Intimately bound to the artist’s rural upbringing in Northern Ireland, Gault’s new body of work reflects on the changing shape of agriculture, considering the close interdependencies between wildness and domestication.

Materials & Mediums used in the exhibition (from Gasworks CITHRA press release) :

  • Lycra
  • Metal
  • Colostrum milk powder
  • Bolus gun
  • Bolus ‘digested’ in human stomach pH acid
  • Jesmonite
  • Blown glass
  • Solid glass
  • Distilled water
  • Horn
  • Polished horn (Lanthorne)
  • Silica
  • Eaten strawberries
  • Acrylic
  • Water
  • Cast 3D scan of Auroch hoof-print found on beach
  • Agriculture lime capable of changing pH levels of soil
  • Calcium chloride
  • Sound

the experience

I actually had a chance to see this in exhibition in February at the Gasworks. The front desk attendant was lovely and gave us a brief explanation of the exhibition and a tour. One thing I remember her saying that was interesting to me was that the work is heavily research-based and the unconventional experimentation of different materials that are involved. I like how the work involves a lot of research and thus results in every form and material to hold meaning and context. The wide ranging collection of different and diverse materials and objects used creates a space for objects to communicate and resonate with each other.

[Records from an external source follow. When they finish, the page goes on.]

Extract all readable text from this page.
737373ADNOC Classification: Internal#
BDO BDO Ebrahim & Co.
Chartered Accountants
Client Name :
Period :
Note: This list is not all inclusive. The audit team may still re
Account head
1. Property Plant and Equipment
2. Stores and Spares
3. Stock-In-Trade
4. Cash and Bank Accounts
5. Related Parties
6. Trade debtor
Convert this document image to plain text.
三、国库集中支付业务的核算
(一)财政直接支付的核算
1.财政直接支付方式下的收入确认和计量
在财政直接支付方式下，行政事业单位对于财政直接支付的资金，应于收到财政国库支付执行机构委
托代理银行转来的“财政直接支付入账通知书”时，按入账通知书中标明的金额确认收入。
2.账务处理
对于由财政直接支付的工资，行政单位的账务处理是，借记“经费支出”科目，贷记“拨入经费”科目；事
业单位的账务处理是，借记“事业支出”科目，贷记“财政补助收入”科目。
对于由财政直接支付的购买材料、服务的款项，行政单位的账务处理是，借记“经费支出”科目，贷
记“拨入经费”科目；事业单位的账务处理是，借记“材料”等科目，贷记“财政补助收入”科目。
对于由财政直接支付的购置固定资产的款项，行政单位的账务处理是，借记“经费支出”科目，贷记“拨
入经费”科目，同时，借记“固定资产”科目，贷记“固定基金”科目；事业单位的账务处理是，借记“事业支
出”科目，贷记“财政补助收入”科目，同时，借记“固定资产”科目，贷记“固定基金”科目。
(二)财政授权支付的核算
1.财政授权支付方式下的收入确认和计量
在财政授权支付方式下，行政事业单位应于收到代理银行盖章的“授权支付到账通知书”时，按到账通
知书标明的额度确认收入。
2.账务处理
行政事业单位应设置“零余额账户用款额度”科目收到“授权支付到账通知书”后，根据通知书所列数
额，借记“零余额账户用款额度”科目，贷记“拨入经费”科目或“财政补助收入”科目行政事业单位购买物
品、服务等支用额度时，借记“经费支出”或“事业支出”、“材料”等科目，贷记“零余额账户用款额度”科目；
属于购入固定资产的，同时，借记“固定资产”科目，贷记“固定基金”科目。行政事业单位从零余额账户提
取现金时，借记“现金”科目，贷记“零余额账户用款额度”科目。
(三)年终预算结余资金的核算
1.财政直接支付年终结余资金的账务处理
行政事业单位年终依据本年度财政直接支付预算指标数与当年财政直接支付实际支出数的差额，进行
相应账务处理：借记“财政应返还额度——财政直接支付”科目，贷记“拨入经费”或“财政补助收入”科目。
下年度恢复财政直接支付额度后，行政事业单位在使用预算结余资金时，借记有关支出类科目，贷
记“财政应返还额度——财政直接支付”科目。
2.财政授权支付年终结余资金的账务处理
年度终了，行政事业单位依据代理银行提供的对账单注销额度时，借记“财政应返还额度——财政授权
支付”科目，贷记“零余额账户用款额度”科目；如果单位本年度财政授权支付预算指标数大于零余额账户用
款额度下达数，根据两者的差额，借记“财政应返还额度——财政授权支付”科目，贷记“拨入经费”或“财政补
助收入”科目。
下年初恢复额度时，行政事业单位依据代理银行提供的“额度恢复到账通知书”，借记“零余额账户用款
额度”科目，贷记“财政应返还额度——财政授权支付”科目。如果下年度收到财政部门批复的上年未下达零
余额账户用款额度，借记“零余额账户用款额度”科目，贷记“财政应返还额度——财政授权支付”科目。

I also enjoyed the second gallery room, where a series of vacuum-formed crystal-clear acrylic water tanks take the entire space of the ceiling and refracts the lighting, to recreate a natural occurrence. The lady explained that the gallery had to accommodate this work and completely re-built the ceiling, which I can imagine to be an extensive job for the gallery for a temporary exhibition. However, it worked very well and it’s impressive to see a non-profit art organisation so accommodating.